Die venezolanische Regierung bestätigte am Freitag, dass die Zahl der Todesopfer der verheerenden Zwillingsbeben des Landes 4.000 überstiegen hat – denn offenbar war ein Erdbeben nicht genug, um allen den Tag zu verderben.

Mindestens 4.118 Menschen wurden getötet und 16.740 verletzt bei den aufeinanderfolgenden Beben am 24. Juni, die ganze Bezirke im Küstenstaat La Guaira dem Erdboden gleichmachten, so ein Telegram-Beitrag von Nationalversammlungspräsident Jorge Rodríguez.
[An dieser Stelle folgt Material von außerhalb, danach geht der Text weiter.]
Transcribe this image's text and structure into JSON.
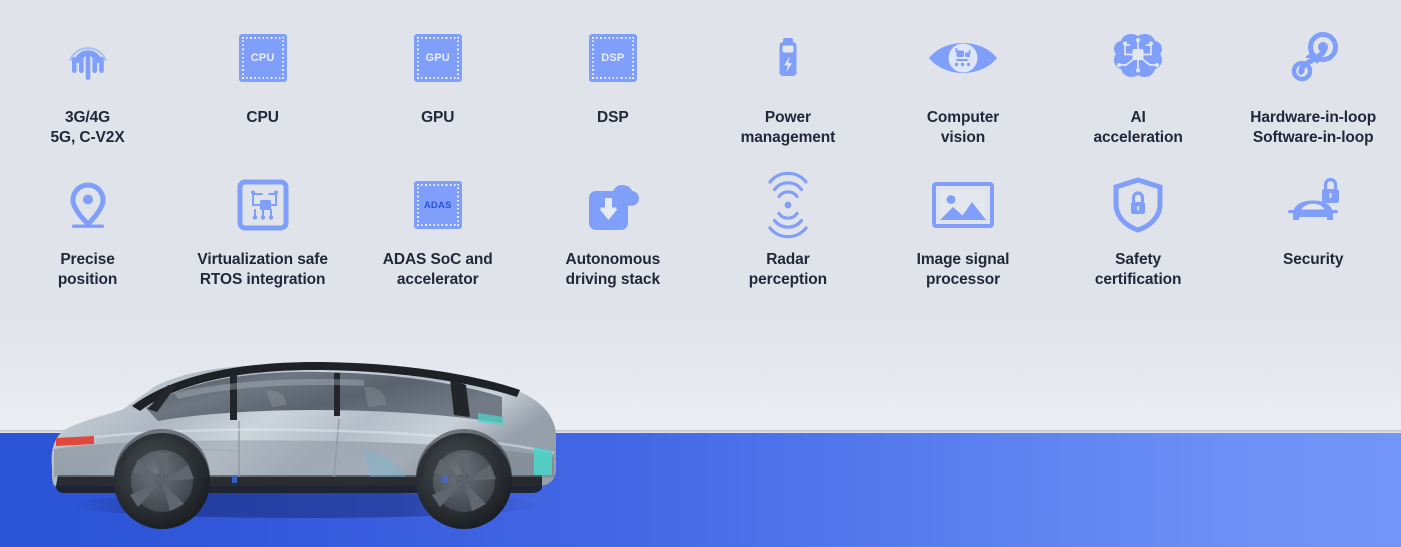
{
  "theme": {
    "background": "#dfe3ea",
    "band_blue_left": "#2a53d6",
    "band_blue_right": "#7296f7",
    "icon_blue": "#7f9ffa",
    "icon_blue_light": "#9ab4fb",
    "text_color": "#22273a",
    "chip_label_color": "#e8eefe",
    "adas_label_color": "#2b50d8"
  },
  "grid": {
    "rows": [
      {
        "row": 1,
        "items": [
          {
            "icon": "signal-antenna-5g-icon",
            "label": "3G/4G\n5G, C-V2X"
          },
          {
            "icon": "cpu-chip-icon",
            "chip_text": "CPU",
            "label": "CPU"
          },
          {
            "icon": "gpu-chip-icon",
            "chip_text": "GPU",
            "label": "GPU"
          },
          {
            "icon": "dsp-chip-icon",
            "chip_text": "DSP",
            "label": "DSP"
          },
          {
            "icon": "battery-bolt-icon",
            "label": "Power\nmanagement"
          },
          {
            "icon": "eye-vision-chip-icon",
            "label": "Computer\nvision"
          },
          {
            "icon": "brain-circuit-icon",
            "label": "AI\nacceleration"
          },
          {
            "icon": "loop-arrows-icon",
            "label": "Hardware-in-loop\nSoftware-in-loop"
          }
        ]
      },
      {
        "row": 2,
        "items": [
          {
            "icon": "map-pin-icon",
            "label": "Precise\nposition"
          },
          {
            "icon": "virtualization-frame-circuit-icon",
            "label": "Virtualization safe\nRTOS integration"
          },
          {
            "icon": "adas-chip-icon",
            "chip_text": "ADAS",
            "label": "ADAS SoC and\naccelerator"
          },
          {
            "icon": "cloud-download-icon",
            "label": "Autonomous\ndriving stack"
          },
          {
            "icon": "radar-waves-icon",
            "label": "Radar\nperception"
          },
          {
            "icon": "image-photo-icon",
            "label": "Image signal\nprocessor"
          },
          {
            "icon": "shield-lock-icon",
            "label": "Safety\ncertification"
          },
          {
            "icon": "car-lock-icon",
            "label": "Security"
          }
        ]
      }
    ]
  },
  "hero": {
    "vehicle_name": "concept-suv-side-view",
    "body_color": "#b6bfc8",
    "glass_color": "#5e6671",
    "accent_teal": "#4fd3c8",
    "taillight_color": "#e0483a"
  }
}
Tausende weitere werden vermisst, was die Zahl der Toten wahrscheinlich noch erhöhen wird, sobald sie gefunden werden.

Das erste Beben der Stärke 7,2 wurde 39 Sekunden später von einem Beben der Stärke 7,5 gefolgt – dem stärksten, das Venezuela seit über einem Jahrhundert erlebt hat –, die gemeinsam Hochhausblöcke wie ein schlechtes Jenga-Spiel zusammenfallen ließen.
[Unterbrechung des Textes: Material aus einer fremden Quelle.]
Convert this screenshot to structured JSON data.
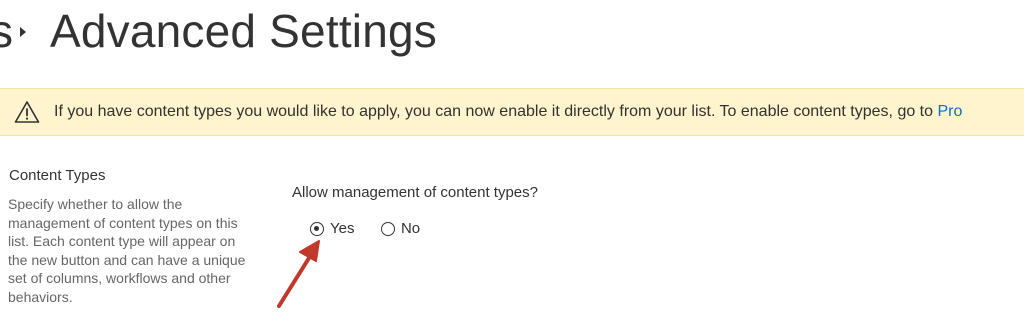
{
  "breadcrumb": {
    "previous_fragment": "s",
    "title": "Advanced Settings"
  },
  "banner": {
    "icon": "warning-icon",
    "text": "If you have content types you would like to apply, you can now enable it directly from your list. To enable content types, go to ",
    "link_text": "Pro",
    "background": "#fff4ce",
    "link_color": "#0e6fbf"
  },
  "content_types": {
    "title": "Content Types",
    "description": "Specify whether to allow the management of content types on this list. Each content type will appear on the new button and can have a unique set of columns, workflows and other behaviors.",
    "question": "Allow management of content types?",
    "options": [
      {
        "label": "Yes",
        "selected": true
      },
      {
        "label": "No",
        "selected": false
      }
    ]
  },
  "annotation": {
    "icon": "red-arrow-icon",
    "color": "#c0392b"
  }
}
Rettungsteams haben die Suche nach Überlebenden eingestellt, aber Familienmitglieder durchkämmen noch immer die Ruinen, vermutlich in der Hoffnung auf Abschluss und eine ordentliche Beerdigung statt eines Massengrabs.

Um das Ganze noch schlimmer zu machen, erschütterte am Freitag ein Beben der Stärke 3,0 das Zentrum von Caracas und verursachte momentane Panik und Gebäuderäumungen – denn nichts sagt 'Wiederaufbau' wie eine Erinnerung an den drohenden Untergang.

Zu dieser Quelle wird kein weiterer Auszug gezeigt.